Abstract 9197: In Situ Stem Cell Therapy Using Human Adipose Tissue-Derived Multi-lineage Progenitor Cells Combined with HMG-CoA Reductase Inhibitor Synergistically Reduce Serum Cholesterol Level in Hyperlipidemic Watanabe Rabbits
Background: Familial hypercholesterolemia (FH) is an autosomal co-dominant disease characterized by high concentrations of pro-atherogenic lipoproteins and premature atherosclerosis. We examined the response to the combination of in situ stem cell therapy using human adipose tissue-derived multi-lineage progenitor stem cells (hADMPC) and HMG-CoA reductase inhibitor in the Watanabe heritable hyperlipidemic (WHHL) rabbit, an animal model of homozygous FH.
Methods: WHHL rabbits received hADMPC via the portal vein, followed by a course of immunosuppressive therapy to avoid xenogenic rejection. In situ reprogramming of the hADMPC into hepatocytes was examined by immunohistochemistry and QT-PCR analysis. Lipid profiles were examined before-transplantation, after-transplantation and/or after transplantation followed by 4 weeks of treatment with HMG-CoA reductase inhibitor, pravastatin. LDL clearance was examined at the end of the study by125I-LDL turnover studies.

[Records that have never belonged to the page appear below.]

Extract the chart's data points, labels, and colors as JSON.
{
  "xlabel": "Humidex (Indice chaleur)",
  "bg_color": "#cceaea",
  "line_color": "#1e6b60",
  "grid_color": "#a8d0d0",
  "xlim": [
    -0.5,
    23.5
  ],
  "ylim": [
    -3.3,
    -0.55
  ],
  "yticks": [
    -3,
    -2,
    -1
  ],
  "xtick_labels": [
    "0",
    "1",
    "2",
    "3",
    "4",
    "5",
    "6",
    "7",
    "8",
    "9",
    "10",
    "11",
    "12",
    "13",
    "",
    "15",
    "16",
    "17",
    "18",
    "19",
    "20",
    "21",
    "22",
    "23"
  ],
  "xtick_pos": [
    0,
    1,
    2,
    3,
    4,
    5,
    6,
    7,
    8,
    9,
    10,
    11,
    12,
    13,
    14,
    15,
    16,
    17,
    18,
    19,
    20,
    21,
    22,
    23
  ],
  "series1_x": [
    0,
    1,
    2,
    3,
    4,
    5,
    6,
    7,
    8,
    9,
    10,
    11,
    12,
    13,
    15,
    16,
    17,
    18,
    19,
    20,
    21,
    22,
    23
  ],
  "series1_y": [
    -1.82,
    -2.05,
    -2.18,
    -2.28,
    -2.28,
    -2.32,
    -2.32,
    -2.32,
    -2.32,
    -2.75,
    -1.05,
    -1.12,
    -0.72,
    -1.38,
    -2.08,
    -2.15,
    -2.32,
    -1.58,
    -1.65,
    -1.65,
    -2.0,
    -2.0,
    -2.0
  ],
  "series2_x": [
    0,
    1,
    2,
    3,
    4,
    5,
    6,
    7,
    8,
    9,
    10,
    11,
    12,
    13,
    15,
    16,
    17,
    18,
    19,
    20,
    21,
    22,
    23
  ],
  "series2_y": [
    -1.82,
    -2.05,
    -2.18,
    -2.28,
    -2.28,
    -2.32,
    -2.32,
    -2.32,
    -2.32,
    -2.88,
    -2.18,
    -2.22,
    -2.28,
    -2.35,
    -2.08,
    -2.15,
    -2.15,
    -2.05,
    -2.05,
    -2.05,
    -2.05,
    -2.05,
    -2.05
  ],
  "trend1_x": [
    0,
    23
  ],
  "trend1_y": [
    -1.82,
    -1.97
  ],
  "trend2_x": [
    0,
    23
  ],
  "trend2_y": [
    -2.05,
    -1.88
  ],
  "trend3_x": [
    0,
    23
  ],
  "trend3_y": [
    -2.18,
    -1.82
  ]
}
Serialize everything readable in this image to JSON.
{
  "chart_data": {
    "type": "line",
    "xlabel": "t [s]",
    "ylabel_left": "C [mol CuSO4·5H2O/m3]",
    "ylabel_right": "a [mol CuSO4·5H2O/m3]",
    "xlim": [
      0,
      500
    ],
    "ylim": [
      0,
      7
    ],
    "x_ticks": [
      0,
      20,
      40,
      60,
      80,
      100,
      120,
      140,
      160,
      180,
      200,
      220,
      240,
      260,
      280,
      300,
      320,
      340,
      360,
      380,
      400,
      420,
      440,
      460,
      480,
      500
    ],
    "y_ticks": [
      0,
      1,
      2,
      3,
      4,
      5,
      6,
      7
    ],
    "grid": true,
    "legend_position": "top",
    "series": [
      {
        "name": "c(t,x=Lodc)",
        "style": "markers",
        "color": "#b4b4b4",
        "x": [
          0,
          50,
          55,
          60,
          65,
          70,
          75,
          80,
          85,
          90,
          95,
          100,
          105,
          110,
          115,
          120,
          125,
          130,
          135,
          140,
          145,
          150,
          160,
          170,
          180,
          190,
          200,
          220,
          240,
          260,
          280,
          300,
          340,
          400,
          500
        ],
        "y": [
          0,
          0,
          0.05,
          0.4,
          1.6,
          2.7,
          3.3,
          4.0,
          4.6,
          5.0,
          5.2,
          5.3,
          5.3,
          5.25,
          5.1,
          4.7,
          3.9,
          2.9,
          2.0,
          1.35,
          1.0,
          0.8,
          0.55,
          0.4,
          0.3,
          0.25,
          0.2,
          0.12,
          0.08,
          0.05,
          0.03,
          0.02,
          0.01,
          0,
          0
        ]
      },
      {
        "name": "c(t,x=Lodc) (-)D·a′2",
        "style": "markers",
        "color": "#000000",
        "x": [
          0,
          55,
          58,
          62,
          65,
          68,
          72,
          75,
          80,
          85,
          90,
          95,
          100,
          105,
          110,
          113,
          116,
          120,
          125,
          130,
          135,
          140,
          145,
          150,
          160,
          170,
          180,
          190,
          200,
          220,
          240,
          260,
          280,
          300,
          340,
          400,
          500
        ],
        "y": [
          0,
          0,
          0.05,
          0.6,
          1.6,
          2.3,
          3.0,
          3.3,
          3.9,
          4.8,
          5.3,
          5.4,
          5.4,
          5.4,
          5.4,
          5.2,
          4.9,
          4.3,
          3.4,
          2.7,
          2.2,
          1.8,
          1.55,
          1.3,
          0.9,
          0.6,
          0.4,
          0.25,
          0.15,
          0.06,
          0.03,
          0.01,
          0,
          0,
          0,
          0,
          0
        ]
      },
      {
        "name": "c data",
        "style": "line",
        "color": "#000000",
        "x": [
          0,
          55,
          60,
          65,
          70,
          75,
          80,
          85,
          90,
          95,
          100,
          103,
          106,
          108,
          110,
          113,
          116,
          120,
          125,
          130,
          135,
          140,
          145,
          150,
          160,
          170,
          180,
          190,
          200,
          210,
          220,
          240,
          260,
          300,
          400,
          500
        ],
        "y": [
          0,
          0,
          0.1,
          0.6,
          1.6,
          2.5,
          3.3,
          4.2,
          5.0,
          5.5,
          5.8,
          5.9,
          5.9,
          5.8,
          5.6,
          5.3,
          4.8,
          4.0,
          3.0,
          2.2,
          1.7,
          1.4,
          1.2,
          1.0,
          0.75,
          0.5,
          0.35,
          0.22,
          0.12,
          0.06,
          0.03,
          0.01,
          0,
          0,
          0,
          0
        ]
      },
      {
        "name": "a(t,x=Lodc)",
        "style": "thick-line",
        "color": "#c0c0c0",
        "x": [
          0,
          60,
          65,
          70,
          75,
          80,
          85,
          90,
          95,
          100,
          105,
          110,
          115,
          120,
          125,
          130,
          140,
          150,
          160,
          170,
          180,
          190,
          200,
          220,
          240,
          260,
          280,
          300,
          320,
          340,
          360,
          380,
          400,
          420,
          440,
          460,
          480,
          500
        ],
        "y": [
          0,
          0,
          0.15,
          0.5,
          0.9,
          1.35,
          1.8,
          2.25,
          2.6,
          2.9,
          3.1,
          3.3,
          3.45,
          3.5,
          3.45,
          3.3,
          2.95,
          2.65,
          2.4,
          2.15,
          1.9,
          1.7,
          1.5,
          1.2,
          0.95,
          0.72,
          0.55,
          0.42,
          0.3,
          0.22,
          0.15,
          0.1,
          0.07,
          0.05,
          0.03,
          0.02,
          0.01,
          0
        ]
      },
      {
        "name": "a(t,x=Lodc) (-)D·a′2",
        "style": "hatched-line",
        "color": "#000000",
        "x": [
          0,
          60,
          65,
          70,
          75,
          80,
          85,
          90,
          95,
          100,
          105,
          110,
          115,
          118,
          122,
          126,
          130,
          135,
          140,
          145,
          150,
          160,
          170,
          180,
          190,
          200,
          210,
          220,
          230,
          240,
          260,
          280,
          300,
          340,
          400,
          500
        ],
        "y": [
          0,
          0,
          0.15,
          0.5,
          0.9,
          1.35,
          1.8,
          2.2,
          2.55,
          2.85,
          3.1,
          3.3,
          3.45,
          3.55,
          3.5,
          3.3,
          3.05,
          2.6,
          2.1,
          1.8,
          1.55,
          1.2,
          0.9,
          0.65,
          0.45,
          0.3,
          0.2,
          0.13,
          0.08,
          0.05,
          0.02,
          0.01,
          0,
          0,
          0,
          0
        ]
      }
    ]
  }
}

Results: The hADMPC were integrated into the hepatic parenchyma after transplantation, and expressed human hepatocyte markers such as albumin, indicating that these cells were reprogrammed into hepatocytes-like cells in situ. hADMPC-transplantation reduced serum cholesterol levels and improved LDL turnover. Transplantation followed by 4-week treatment with pravastatin further reduced serum cholesterol levels compared with untreated rabbits. LDL clearance was significantly augmented in the pravastatin-treated rabbits.
Conclusion: Transplantation of hADMPC corrected the metabolic defects and the effects were augmented by statins in WHHL rabbits, in which no significant effects were observed by statins. In situ stem cell therapy combined with other drugs is a potentially useful strategy for FH.
- © 2011 by American Heart Association, Inc.